Maybe I'm still trying to figure it out myself.
So, let me live, and let me learn the way I do best.
I'll be just fine on my own.
And maybe when I return, I won't have to be.

Sunday, August 26, 2012

It's OVER!

Girl counselors! Love them all!
Twinsie dresses!
Teen week! Always my favorite!
Counselors ready to perform our African zumba dance for the kids.
One of my best friends! Really going to miss her!
Today is the day. Camp is over... and it's weird, but it feels really good to breath.

Friday, August 10, 2012

Falling Dots

I went out on the dock tonight and pondered the bright dots hanging in the sky. They said it was going to be a meteor shower --the most falling stars you'll ever see in your lifetime (of course that's what they said last time). I went to the corner of the dock with all the seagull poop, thinking no one would disturb me there. Thoughts flashed through my brain like the stars falling out of the sky. I pondered my life. Two weeks left of camp and then I'm free --but free from what exactly? That's what I thought the last time, with school --camp was my outlet, my resting haven, a place to hope for, but what's next? And what am I hoping to find there, because each time I think it'll be just around the corner, it's not, and I end up disappointed, each time more than the previous.
I pondered my life deeper. I have no picture in mind --no point, no purpose, ambition, intent, motivation-- no reason to even exist.

I thought about God. So high and mighty up in that big bright sky. I thought about his still small voice, and why I'd never heard it before.

I thought about the person that I am. Always wishing, searching for more --there's got to be more. I don't like it. Who I've become, that is.
Maybe that's reason enough to believe in God.
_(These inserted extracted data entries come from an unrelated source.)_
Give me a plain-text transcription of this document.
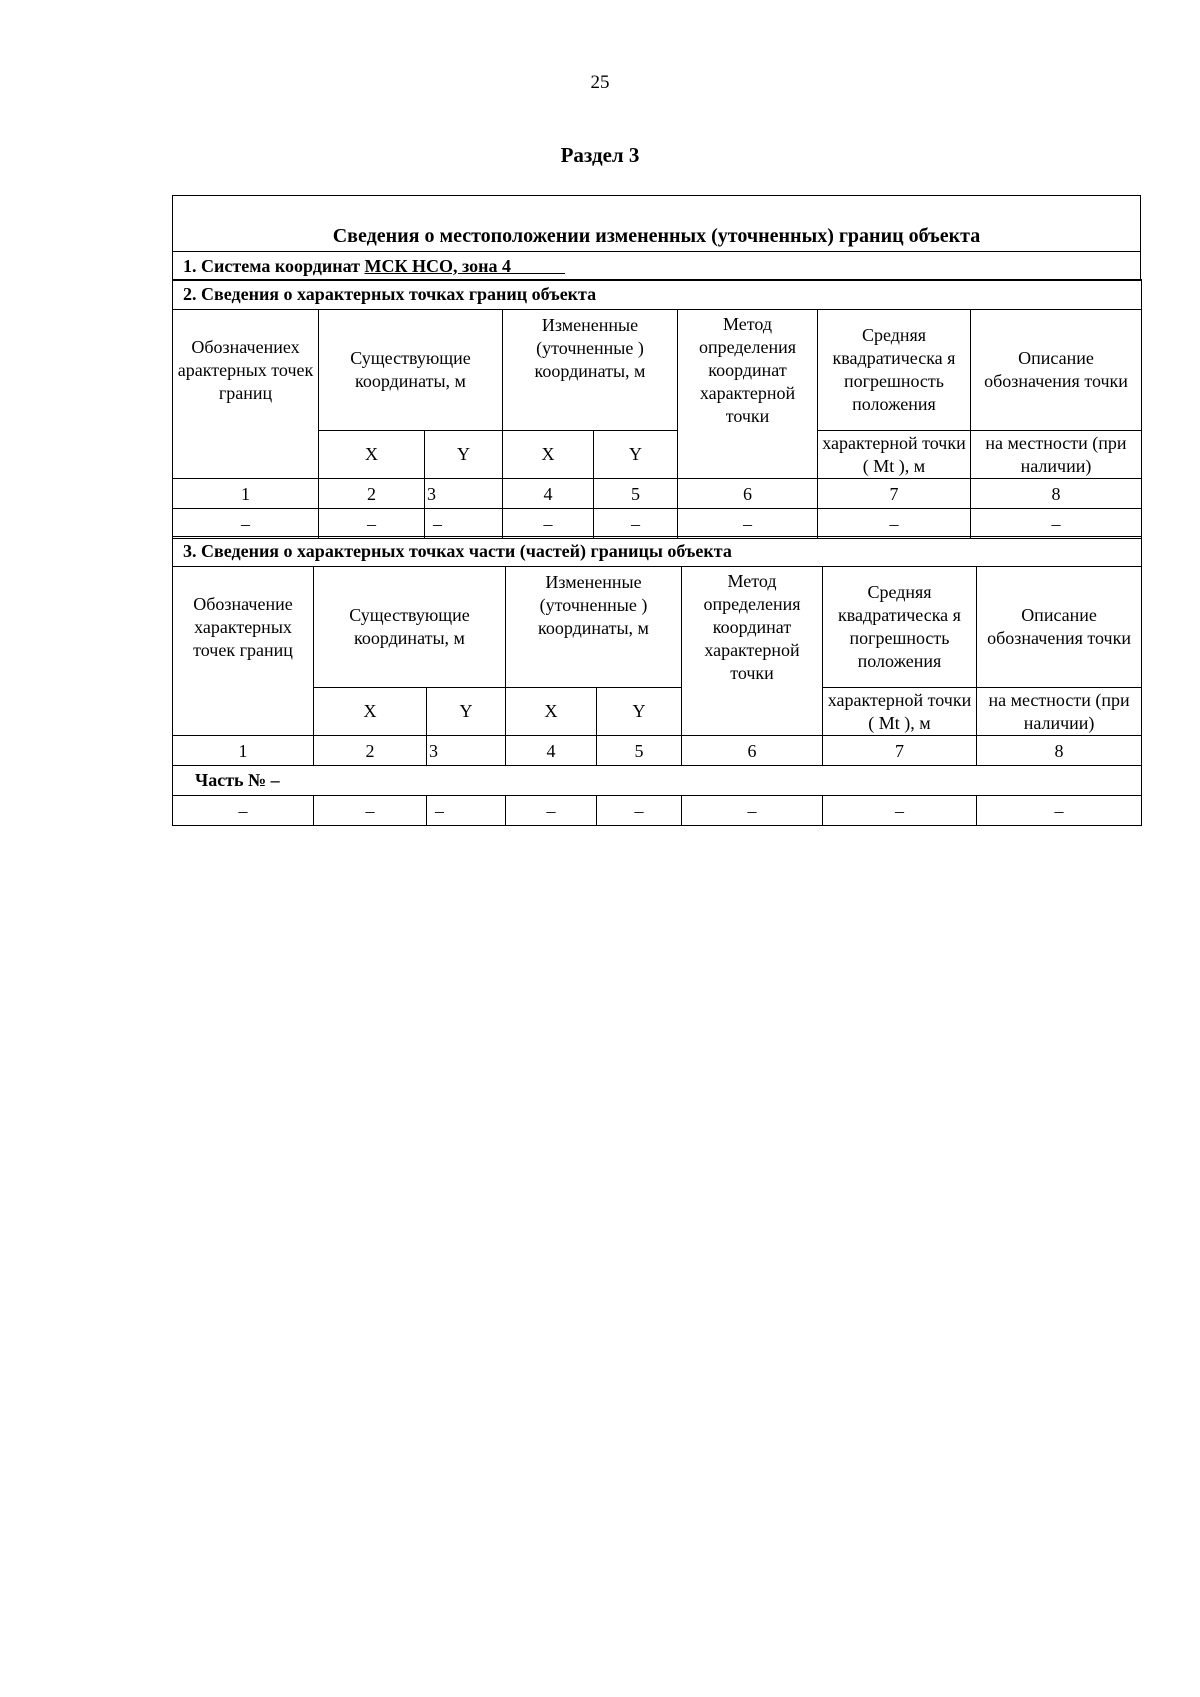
25
Раздел 3
Сведения о местоположении измененных (уточненных) границ объекта
1. Система координат МСК НСО, зона 4
2. Сведения о характерных точках границ объекта							
Обозначениех арактерных точек границ	Существующие координаты, м		Измененные (уточненные ) координаты, м		Метод определения координат характерной точки	Средняя квадратическа я погрешность положения	Описание обозначения точки
	X	Y	X	Y		характерной точки ( Mt ), м	на местности (при наличии)
1	2	3	4	5	6	7	8
–	–	–	–	–	–	–	–
3. Сведения о характерных точках части (частей) границы объекта							
Обозначение характерных точек границ	Существующие координаты, м		Измененные (уточненные ) координаты, м		Метод определения координат характерной точки	Средняя квадратическа я погрешность положения	Описание обозначения точки
	X	Y	X	Y		характерной точки ( Mt ), м	на местности (при наличии)
1	2	3	4	5	6	7	8
Часть № –							
–	–	–	–	–	–	–	–
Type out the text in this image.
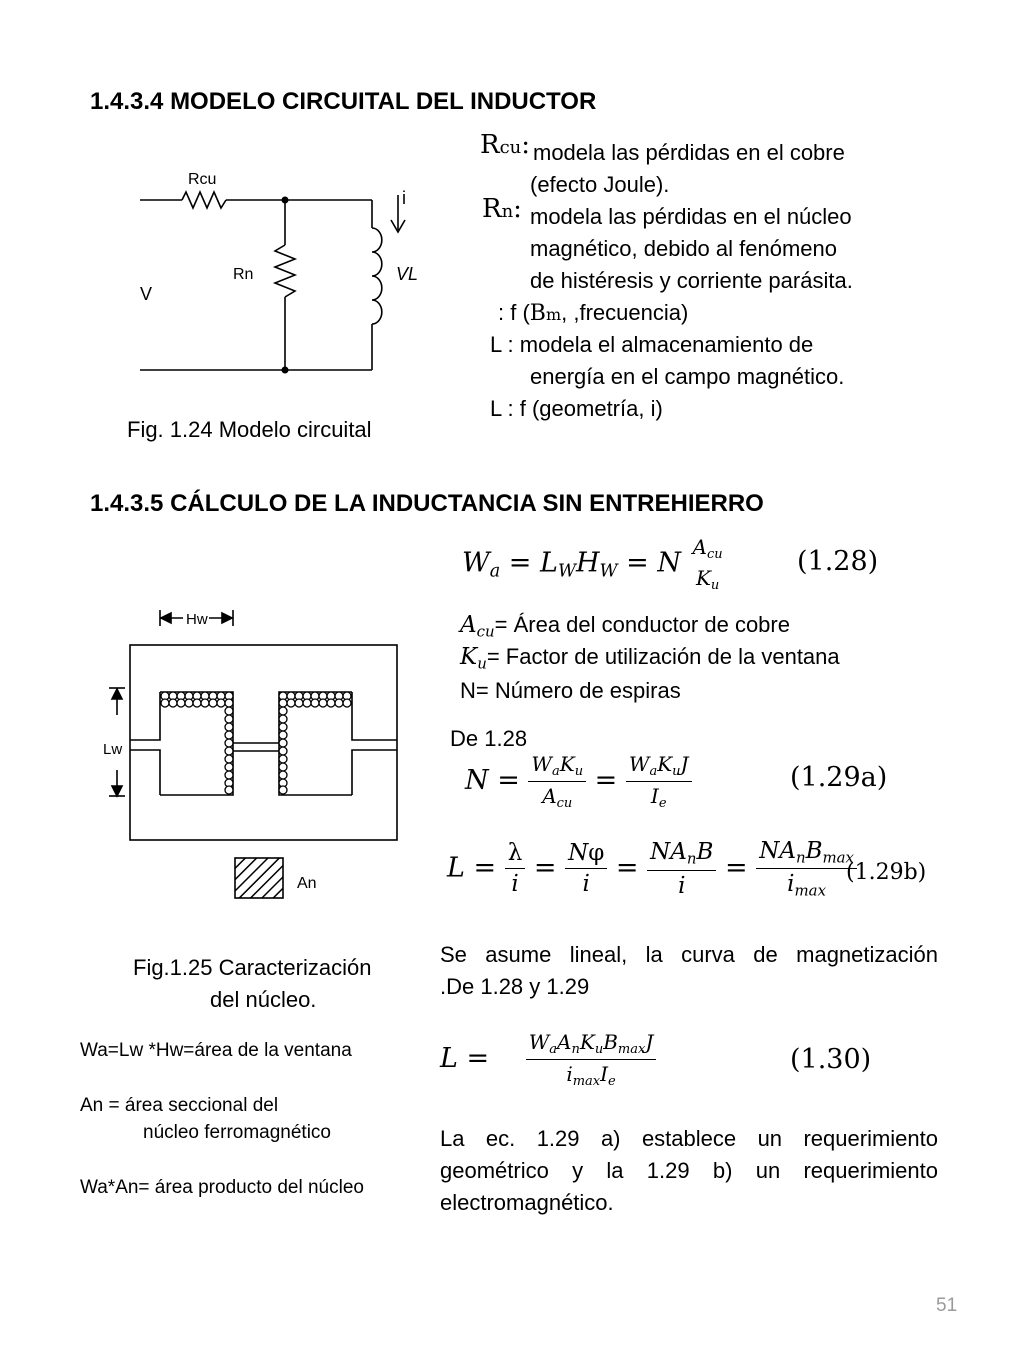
1.4.3.4 MODELO CIRCUITAL DEL INDUCTOR
Rcu
Rn
V
i
VL
Fig. 1.24 Modelo circuital
Rcu: modela las pérdidas en el cobre
(efecto Joule).
Rn: modela las pérdidas en el núcleo
magnético, debido al fenómeno
de histéresis y corriente parásita.
: f (Bm, ,frecuencia)
L : modela el almacenamiento de
energía en el campo magnético.
L : f (geometría, i)
1.4.3.5 CÁLCULO DE LA INDUCTANCIA SIN ENTREHIERRO
$W_a = L_WH_W = N$
$A_{cu}$
$K_u$
(1.28)
$A_{cu}=$ Área del conductor de cobre
$K_u=$ Factor de utilización de la ventana
N= Número de espiras
De 1.28
$N = \frac{W_aK_u}{A_{cu}} = \frac{W_aK_uJ}{I_e}$	(1.29a)
$L = \frac{\lambda}{i} = \frac{N\varphi}{i} = \frac{NA_nB}{i} = \frac{NA_nB_{max}}{i_{max}}$
(1.29b)
Se asume lineal, la curva de magnetización
.De 1.28 y 1.29
$L = \frac{W_aA_nK_uB_{max}J}{i_{max}I_e}$	(1.30)
La ec. 1.29 a) establece un requerimiento
geométrico y la 1.29 b) un requerimiento
electromagnético.
Hw
Lw
An
Fig.1.25 Caracterización
del núcleo.
Wa=Lw *Hw=área de la ventana
An = área seccional del
núcleo ferromagnético
Wa*An= área producto del núcleo
51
I liked the person that I was not who I am. There's got to be more. More answers. More logic. More sense. Less feeling, less hope for something we'll never find.
I just want to know, when does the searching end? When does the world make sense? When does my life fit in to the puzzle? I just want to know --where do I go from here? All I find myself doing is hoping the answers will be found in the year ahead. Maybe the unfamiliarity and unknown of another country will shine a light on this? I hope. What else can I do?

Tuesday, August 7, 2012

Sailing

A smooth sea never made a skillful sailor.

Monday, August 6, 2012

Inspired

Photo by Logan Carter
I have an awesome friend, and he takes awesome pictures, and this inspires me today.